In the winter of 2014, they were transported first to Maloryazantsevo, then to Lysychansk, where they live today for the fifth year. A resident from the city gave them shelter. Fedor fell into a conversation with her at the market while he was buying a cap from her: “She wanted 30 hryvnia for it. I said, let’s make it 15! I am a refugee, a resettler. Wherefrom, she asked. I told her. She said, oh, I’ll give it to you for free! And that’s how we met. She said they have an apartment that is empty: “We have furniture there, and a washing machine, and everything; it has been empty for a year. We are afraid it might get plundered. You can have a look, if you want to stay there, but we have started renovating it”. I said, well, it’s better than in the basement”.
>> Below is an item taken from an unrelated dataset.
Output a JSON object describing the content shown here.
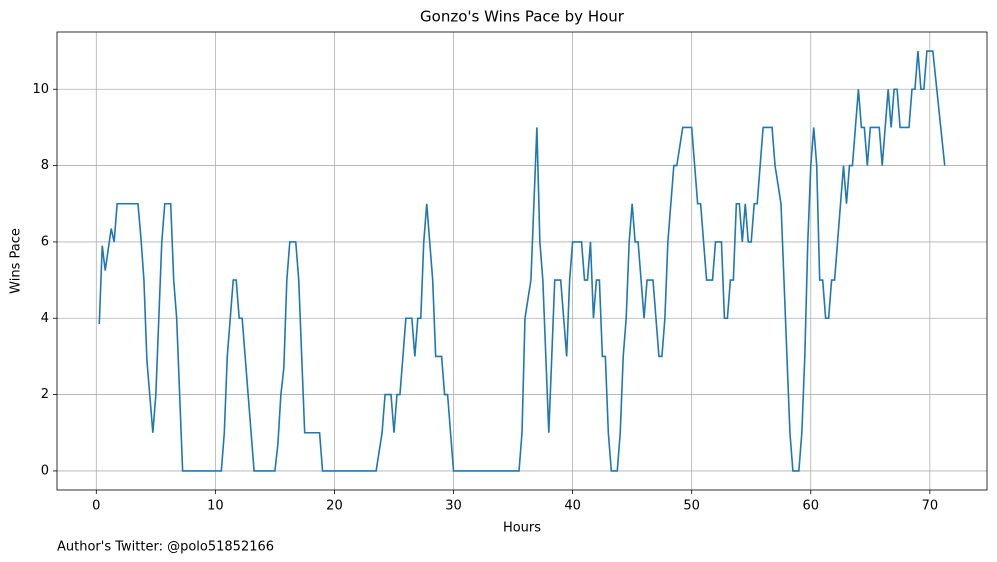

In the first years of the war, they, like all internally displaced persons, were paid an additional 800 hryvnias, and the Red Cross gave out food and vouchers. And now they are not getting assistance, since the couple moved not from the non-government controlled territory, but from the Ukrainian. And although Novozvanivka is in the frontline zone, all their appeals to the president, the ministries, and to local authorities have been in vain.

“Now we are hoping for the new government. We must try to write to the new president,” sayd Fedor.

“Don’t waste paper, Fedunya, dear”, – asks Valentina, patting him gently with a fly swatter.

The Charitable Foundation “Vostok-SOS” continues to provide targeted assistance to displaced people who find themselves in difficult life situations like Fedor and his wife Valentina, who has been unable to walk for 5 years and is in great need of expensive medications. Their son is disabled, and the only support they have is Nina from the Ukrainian Red Cross, who regularly visits the elderly couple and makes soup for them.

Fedor and Valentina received us with much gratitude. As part of the project supported by the Australian Government, we distributed medicine, diapers, household products and food to them.